Scanning Tunneling Microscopes

A Scanning Tunneling Microscope is a device which is capable of atomic resolution, and was the subject of a Nobel Prize for IBM researchers who first demonstrated the operating principle in the early 1980s.  Machines which use this principle are now found in most materials technology and life sciences institutes and companies worldwide.

However, researchers in materials technology frequently need to provide particular environments for their samples while taking STM images.  In particular, it is often required to alter the temperature of the sample, and ensure an ultra-high vacuum to maintain atomic-level cleanliness of the sample surface.

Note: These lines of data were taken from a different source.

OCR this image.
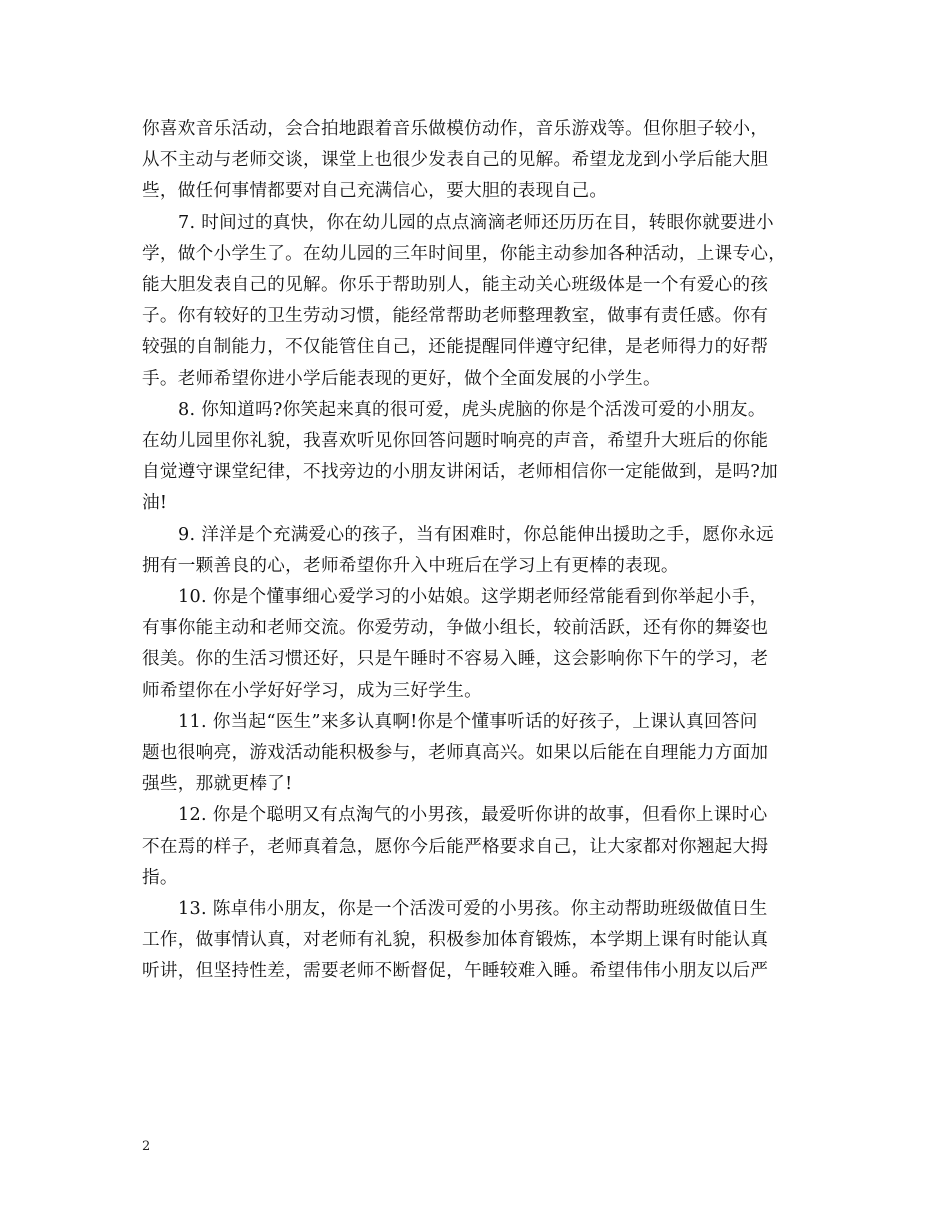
你喜欢音乐活动，会合拍地跟着音乐做模仿动作，音乐游戏等。但你胆子较小，
从不主动与老师交谈，课堂上也很少发表自己的见解。希望龙龙到小学后能大胆
些，做任何事情都要对自己充满信心，要大胆的表现自己。

7. 时间过的真快，你在幼儿园的点点滴滴老师还历历在目，转眼你就要进小
学，做个小学生了。在幼儿园的三年时间里，你能主动参加各种活动，上课专心，
能大胆发表自己的见解。你乐于帮助别人，能主动关心班级体是一个有爱心的孩
子。你有较好的卫生劳动习惯，能经常帮助老师整理教室，做事有责任感。你有
较强的自制能力，不仅能管住自己，还能提醒同伴遵守纪律，是老师得力的好帮
手。老师希望你进小学后能表现的更好，做个全面发展的小学生。

8. 你知道吗?你笑起来真的很可爱，虎头虎脑的你是个活泼可爱的小朋友。
在幼儿园里你礼貌，我喜欢听见你回答问题时响亮的声音，希望升大班后的你能
自觉遵守课堂纪律，不找旁边的小朋友讲闲话，老师相信你一定能做到，是吗?加
油!

9. 洋洋是个充满爱心的孩子，当有困难时，你总能伸出援助之手，愿你永远
拥有一颗善良的心，老师希望你升入中班后在学习上有更棒的表现。

10. 你是个懂事细心爱学习的小姑娘。这学期老师经常能看到你举起小手，
有事你能主动和老师交流。你爱劳动，争做小组长，较前活跃，还有你的舞姿也
很美。你的生活习惯还好，只是午睡时不容易入睡，这会影响你下午的学习，老
师希望你在小学好好学习，成为三好学生。

11. 你当起“医生”来多认真啊!你是个懂事听话的好孩子，上课认真回答问
题也很响亮，游戏活动能积极参与，老师真高兴。如果以后能在自理能力方面加
强些，那就更棒了!

12. 你是个聪明又有点淘气的小男孩，最爱听你讲的故事，但看你上课时心
不在焉的样子，老师真着急，愿你今后能严格要求自己，让大家都对你翘起大拇
指。

13. 陈卓伟小朋友，你是一个活泼可爱的小男孩。你主动帮助班级做值日生
工作，做事情认真，对老师有礼貌，积极参加体育锻炼，本学期上课有时能认真
听讲，但坚持性差，需要老师不断督促，午睡较难入睡。希望伟伟小朋友以后严

2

Working with Oxford Instruments, we provided both team and project management and key technical innovation which led to the introduction of two products. 

The first of these was a variable-temperature STM, incorporating both a cryostat and a sample heater to enable the temperature to be varied from 20K to 1000K.  All piezo-electric positioners in the design were at room temperature.  Technical innovation was provided in the anti-vibration system and the thermal design to meet the overall design goals.  The core of the STM design was established through collaboration between WA Technology and the FOM Institute.

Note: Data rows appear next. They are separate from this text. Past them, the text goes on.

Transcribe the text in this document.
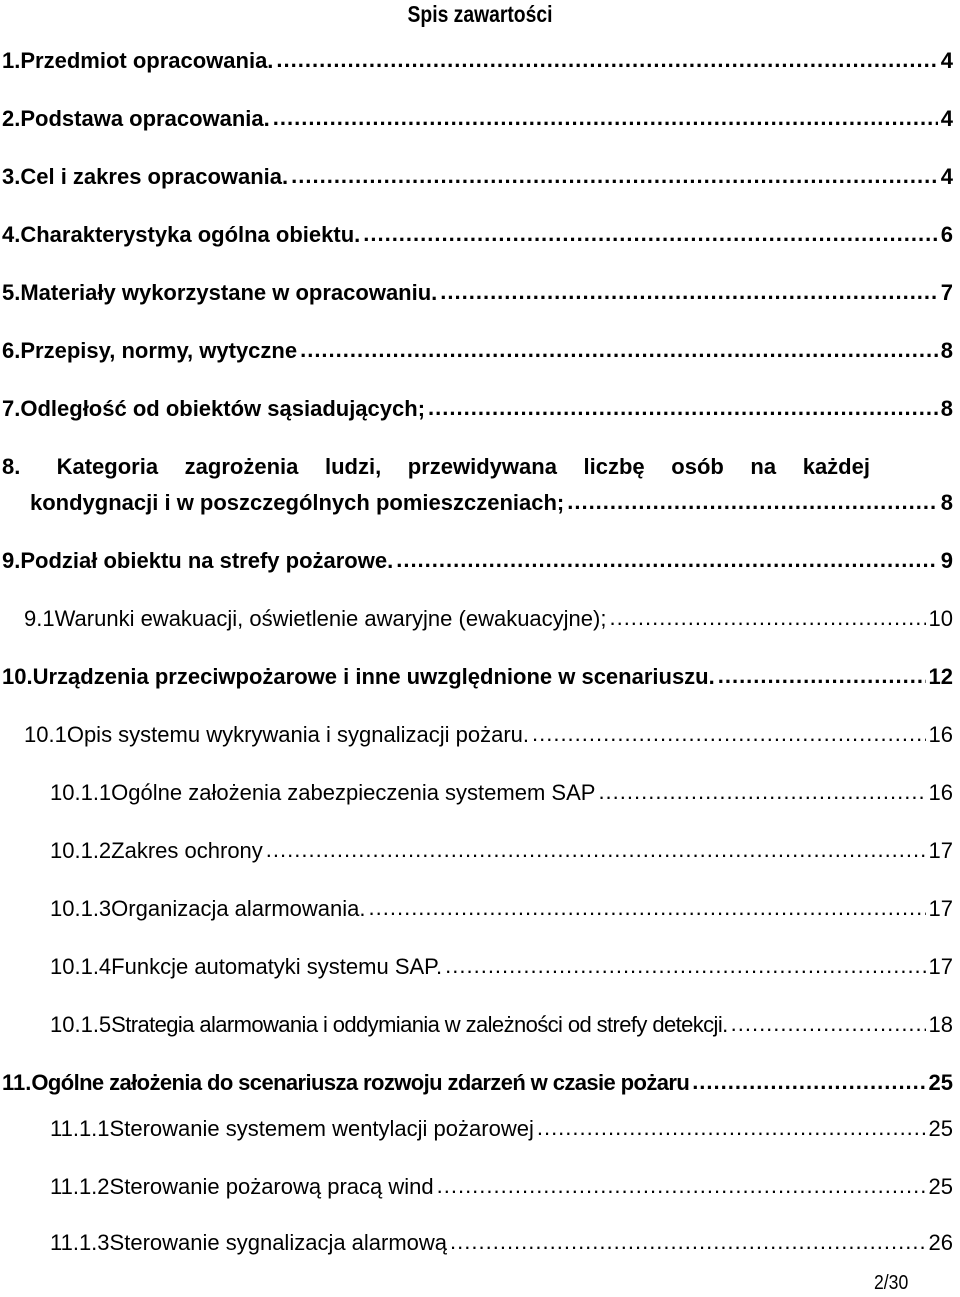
Spis zawartości
1. Przedmiot opracowania. .....	4
2. Podstawa opracowania. .....	4
3. Cel i zakres opracowania. .....	4
4. Charakterystyka ogólna obiektu. .....	6
5. Materiały wykorzystane w opracowaniu. .....	7
6. Przepisy, normy, wytyczne .....	8
7. Odległość od obiektów sąsiadujących; .....	8
8.	Kategoria zagrożenia ludzi, przewidywana liczbę osób na każdej
kondygnacji i w poszczególnych pomieszczeniach; .....	8
9. Podział obiektu na strefy pożarowe. .....	9
9.1 Warunki ewakuacji, oświetlenie awaryjne (ewakuacyjne); .....	10
10. Urządzenia przeciwpożarowe i inne uwzględnione w scenariuszu. .....	12
10.1 Opis systemu wykrywania i sygnalizacji pożaru. .....	16
10.1.1 Ogólne założenia zabezpieczenia systemem SAP .....	16
10.1.2 Zakres ochrony .....	17
10.1.3 Organizacja alarmowania. .....	17
10.1.4 Funkcje automatyki systemu SAP. .....	17
10.1.5 Strategia alarmowania i oddymiania w zależności od strefy detekcji. .....	18
11. Ogólne założenia do scenariusza rozwoju zdarzeń w czasie pożaru .....	25
11.1.1 Sterowanie systemem wentylacji pożarowej .....	25
11.1.2 Sterowanie pożarową pracą wind .....	25
11.1.3 Sterowanie sygnalizacja alarmową .....	26
2/30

The second STM was a low-temperature machine, capable of cooling to 6K in UHV.  The key difference as compared to the VTSTM above was the need to select an area to be scanned anywhere in a 6mm square.  Also, all the piezo-electric positioning systems were at 6K or lower to ensure an isothermal environment for the sample.  These constraints (i.e. the coarse positioning and isothermal specification) placed on the design led to an extremely cramped parameter space in terms of design philosophy and materials choice.  Team recruitment and leadership, and key innovation was provided in the anti-vibration and cooling systems to provide a system which met all the design goals.